À mesure que les tambours électoraux résonnent dans les contrées gabonaises, le Parti démocratique gabonais (PDG), autrefois colonne vertébrale du pouvoir, semble pris dans une nasse tissée avec art. Deux têtes, deux capes : l’une portée par Blaise Louembe, l’autre par Ali Akbar Onanga Y’Obegue. Une scission qui, en pleine saison de semailles politiques, rappelle qu’un champ divisé attire toujours les rapaces de la victoire.
Mais voilà que l’aile Louembe, après avoir tendu la main au président de la Transition lors de la présidentielle 2025, se retrouve sur une pente savonneuse. Sa requête, transmise au juge des référés pour être relayée à la Cour constitutionnelle, aurait mystérieusement disparu dans les couloirs feutrés du palais de justice. Une missive importante, égarée comme une lettre sans timbre, en plein vent de manœuvres électorales ?
Des indiscrétions glanées dans les couloirs parfumés de Libreville soufflent qu’Angélique Ngoma serait tombée des nues en découvrant que le précieux sésame n’avait jamais atterri à la haute juridiction. Une panne informatique, dit-on, aux nouvelles fuitées du bureau du juge des référés. Mais dans un pays où les opérateurs crient haut et fort à la fibre triomphante, comment croire que la justice, elle, rame encore à la bougie numérique ?
« Quand on veut égorger le coq, on dit qu’il a chanté faux », murmure-t-on dans les chaumières. Le PDG serait-il ce coq dont on aiguise les lames en douce ? Le temps presse : les candidatures s’enregistrent depuis le 27 juillet et la guillotine du 7 août approche. Si le juge constitutionnel avait reçu la requête dans les temps, la décision aurait peut-être déjà tranché. Alors, qui tire les ficelles dans l’ombre ? Qui souhaite salir le témoignage du chef de l’État soucieux d’une bonne image de son magistère ? Qui souhaite bafouer son plébiscite de l’élu du peuple du 12 avril dernier ? Le loup serait-il dans la bergerie ?
Certains, à mots couverts, estiment que le PDG a trop vécu. Mais pourquoi ne pas le défier loyalement dans l’arène, plutôt que de lui glisser une peau de banane procédurale sous les pieds ? Empêcher un parti de concourir par des manœuvres de cabinet revient à voler un combat en pleine nuit.
Dans ce théâtre d’ombres, une autre silhouette vacille : celle du juge constitutionnel. Serait-il pris malgré lui dans une partie d’échecs où il n’est qu’un pion déplacé à reculons ? Et si une main noire, habile à maquiller ses traces, tirait les rideaux sur le PDG au moment où il s’apprête à remonter sur scène ?

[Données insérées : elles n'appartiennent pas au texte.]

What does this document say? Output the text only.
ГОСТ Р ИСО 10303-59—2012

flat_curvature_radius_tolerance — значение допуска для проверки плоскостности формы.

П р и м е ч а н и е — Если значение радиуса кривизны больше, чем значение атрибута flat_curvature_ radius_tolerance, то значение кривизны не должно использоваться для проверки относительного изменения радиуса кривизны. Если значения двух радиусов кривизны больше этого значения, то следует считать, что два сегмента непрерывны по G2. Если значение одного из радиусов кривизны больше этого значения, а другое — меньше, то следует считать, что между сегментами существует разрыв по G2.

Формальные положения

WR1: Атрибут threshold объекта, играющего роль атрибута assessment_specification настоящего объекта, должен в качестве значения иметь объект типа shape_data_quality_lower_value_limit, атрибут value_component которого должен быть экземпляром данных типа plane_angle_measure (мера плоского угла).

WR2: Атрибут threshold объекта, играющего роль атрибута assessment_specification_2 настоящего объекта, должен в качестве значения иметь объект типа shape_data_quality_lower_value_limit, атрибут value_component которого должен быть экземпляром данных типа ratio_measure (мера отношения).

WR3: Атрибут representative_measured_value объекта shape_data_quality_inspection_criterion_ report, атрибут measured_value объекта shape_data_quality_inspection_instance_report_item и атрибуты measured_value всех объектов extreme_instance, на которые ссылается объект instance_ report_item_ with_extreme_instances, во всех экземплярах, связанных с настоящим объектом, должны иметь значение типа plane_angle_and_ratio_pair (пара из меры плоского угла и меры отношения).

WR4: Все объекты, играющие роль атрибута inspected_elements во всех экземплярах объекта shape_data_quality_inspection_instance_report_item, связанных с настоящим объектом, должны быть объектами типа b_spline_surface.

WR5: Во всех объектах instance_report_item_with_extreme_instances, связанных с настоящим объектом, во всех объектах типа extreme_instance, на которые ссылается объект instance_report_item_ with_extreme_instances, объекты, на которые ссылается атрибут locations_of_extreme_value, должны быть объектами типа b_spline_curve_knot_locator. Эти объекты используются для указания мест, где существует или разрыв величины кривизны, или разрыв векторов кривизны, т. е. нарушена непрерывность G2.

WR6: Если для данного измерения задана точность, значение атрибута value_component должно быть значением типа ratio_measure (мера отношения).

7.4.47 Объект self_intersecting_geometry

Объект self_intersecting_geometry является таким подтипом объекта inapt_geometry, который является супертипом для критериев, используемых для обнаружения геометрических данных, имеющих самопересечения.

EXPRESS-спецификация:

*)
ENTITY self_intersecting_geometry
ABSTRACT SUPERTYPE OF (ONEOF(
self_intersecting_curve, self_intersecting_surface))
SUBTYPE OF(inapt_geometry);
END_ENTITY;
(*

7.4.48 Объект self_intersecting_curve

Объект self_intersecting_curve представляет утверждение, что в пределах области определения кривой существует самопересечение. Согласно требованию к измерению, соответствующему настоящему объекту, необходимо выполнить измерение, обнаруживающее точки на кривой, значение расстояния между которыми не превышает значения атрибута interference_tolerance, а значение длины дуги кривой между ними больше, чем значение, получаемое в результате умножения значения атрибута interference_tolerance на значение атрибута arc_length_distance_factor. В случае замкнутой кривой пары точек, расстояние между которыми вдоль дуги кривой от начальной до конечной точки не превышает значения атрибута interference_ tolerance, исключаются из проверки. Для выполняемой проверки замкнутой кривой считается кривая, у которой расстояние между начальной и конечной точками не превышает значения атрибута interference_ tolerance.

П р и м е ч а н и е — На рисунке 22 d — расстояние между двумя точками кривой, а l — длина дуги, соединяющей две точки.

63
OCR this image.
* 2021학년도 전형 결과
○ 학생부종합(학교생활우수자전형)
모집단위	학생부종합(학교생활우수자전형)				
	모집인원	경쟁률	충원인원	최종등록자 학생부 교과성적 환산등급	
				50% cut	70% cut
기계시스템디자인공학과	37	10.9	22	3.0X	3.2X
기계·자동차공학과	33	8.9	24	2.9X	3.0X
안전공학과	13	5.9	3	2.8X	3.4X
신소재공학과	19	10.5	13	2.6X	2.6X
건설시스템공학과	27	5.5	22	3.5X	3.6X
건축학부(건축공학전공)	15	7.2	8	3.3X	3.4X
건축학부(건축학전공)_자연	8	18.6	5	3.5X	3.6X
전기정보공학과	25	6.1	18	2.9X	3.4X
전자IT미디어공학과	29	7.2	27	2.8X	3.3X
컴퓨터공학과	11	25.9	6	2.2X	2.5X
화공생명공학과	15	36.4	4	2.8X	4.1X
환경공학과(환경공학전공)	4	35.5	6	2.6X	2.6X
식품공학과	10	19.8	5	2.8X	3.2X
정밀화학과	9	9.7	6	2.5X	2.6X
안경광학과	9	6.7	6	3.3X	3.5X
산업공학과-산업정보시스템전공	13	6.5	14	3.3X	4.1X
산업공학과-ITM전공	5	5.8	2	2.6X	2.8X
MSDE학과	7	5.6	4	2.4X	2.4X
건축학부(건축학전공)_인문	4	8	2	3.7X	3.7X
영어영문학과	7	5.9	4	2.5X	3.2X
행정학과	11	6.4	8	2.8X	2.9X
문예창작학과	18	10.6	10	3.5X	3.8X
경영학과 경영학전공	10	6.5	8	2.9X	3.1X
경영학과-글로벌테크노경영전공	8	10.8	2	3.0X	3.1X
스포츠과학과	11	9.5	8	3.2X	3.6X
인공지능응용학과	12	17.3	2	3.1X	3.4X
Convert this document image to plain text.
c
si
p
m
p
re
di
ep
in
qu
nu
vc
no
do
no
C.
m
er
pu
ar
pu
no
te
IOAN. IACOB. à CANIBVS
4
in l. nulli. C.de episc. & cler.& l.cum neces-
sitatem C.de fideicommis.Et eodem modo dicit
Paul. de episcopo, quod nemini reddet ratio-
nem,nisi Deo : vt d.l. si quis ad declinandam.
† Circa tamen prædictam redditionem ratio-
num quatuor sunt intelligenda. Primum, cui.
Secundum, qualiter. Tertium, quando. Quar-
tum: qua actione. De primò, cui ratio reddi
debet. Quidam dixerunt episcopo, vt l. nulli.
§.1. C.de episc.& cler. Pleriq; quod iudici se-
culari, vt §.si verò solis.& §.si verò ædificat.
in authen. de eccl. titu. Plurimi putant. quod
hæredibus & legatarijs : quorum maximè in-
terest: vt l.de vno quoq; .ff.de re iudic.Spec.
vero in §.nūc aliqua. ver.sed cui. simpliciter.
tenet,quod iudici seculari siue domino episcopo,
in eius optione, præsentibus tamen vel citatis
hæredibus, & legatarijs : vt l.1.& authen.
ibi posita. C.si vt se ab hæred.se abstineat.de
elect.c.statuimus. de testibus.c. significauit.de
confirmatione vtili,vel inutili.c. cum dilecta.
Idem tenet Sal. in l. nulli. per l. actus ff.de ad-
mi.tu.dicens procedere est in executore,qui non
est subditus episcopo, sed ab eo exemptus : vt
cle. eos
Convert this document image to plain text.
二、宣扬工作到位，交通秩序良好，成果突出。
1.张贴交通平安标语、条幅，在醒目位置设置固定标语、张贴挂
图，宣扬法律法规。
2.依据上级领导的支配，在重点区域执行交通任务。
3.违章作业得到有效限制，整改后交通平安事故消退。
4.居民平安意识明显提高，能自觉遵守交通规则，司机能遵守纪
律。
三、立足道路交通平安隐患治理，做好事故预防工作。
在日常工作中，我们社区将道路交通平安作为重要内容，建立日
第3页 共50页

Ce qui étonne, c’est que le camp Louembe ne s’est pas contenté de regarder le navire passer : il a mis son expertise au service de la Transition. Le remercier par une éviction serait comme gifler le marin qui tient la barre en pleine tempête. Avec les crises sociales non encore véritablement résolues à Plaine-Orety, aux Bas de Gué-Gué ou au Carrefour SNI, ajouter une crise politique relèverait de l’incendiaire qui souffle sur la braise.
Au fond, l’exclusion du PDG serait-elle un remède ou un poison lent ? En ces temps où le Gabon cherche à reconstruire ses fondations, il serait dommage que la démocratie soit sacrifiée sur l’autel des calculs de coulisse . Ne dit-on pas dans Proverbes 14: 34 que : » La Justice élève une nation, mais le péché est la honte des peuples ? » Bonne méditation.